One common problem is database managers leaving default settings in place after they move information to a cloud server. Often those settings make the data public and require extra steps to enable password protection. Other times the database handlers seem to have gone out of their way to avoid putting a password on the data, perhaps not understanding the risk, said Troy Hunt, who tracks data breaches at the website Have I Been Pwned.

That's particularly worrying when the information involves children. In 2017, Hunt found recordings of children's messages to and from loved ones on an exposed database run by toymaker CloudPets, exposing the intimate back-and-forths to anyone with the search skills to find the recordings.

Protect yourself

If your data is exposed in an unsecured database, experts say you have to treat the situation the same way you would if the data had been stolen. 

"You need to engage proactively in minimizing your risk," said Eva Velasquez, president of the Identity Theft Resource Center.

Medical service provider Tu Ora Compass Health said the same thing to nearly 1 million patients when it revealed that its poorly configured website had exposed patient health insurance data. Patients should "assume the worst" and act as though hackers had accessed the data, the company said.

What's the worst that can happen? Stolen information makes it easier for identity thieves to pretend to be you. When combined with what you share on social media, for example, your medical record number could allow someone else to use your health insurance.

The Identity Theft Resource Center hosts a service called Breach Clarity that helps you decide what steps to take after your data is compromised. The advice depends on what kind of information was involved.

If your log-in credentials are exposed, you'll want to reset your passwords. If it's your Social Security number, you'll want to watch your credit report for signs that someone's opening up new lines of credit in your name. You may also want to consider freezing your credit. 
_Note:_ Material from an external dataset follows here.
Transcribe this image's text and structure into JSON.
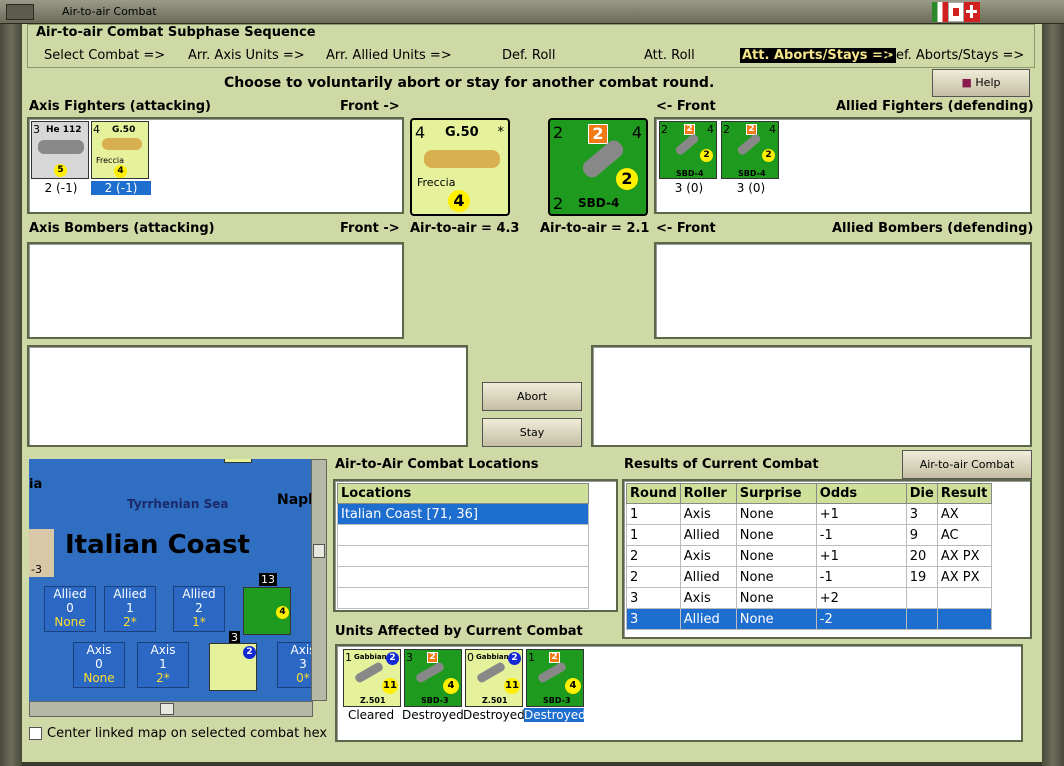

And if it's payment information, you'll want to look for unusual charges on your credit card statement and consider requesting a replacement card.

Patching the leaks

How many exposed databases are out there right now is an open question, in part because only a relatively small group of security researchers are searching for them. Some of those researchers treat the hunt, which usually involves manually sifting through search results from directories of cloud servers and any other device connected to the internet, as a hobby rather than a job. Others do it professionally, and security companies are building automated tools to find exposures.

That means we'll be hearing about them on a regular basis in the coming year.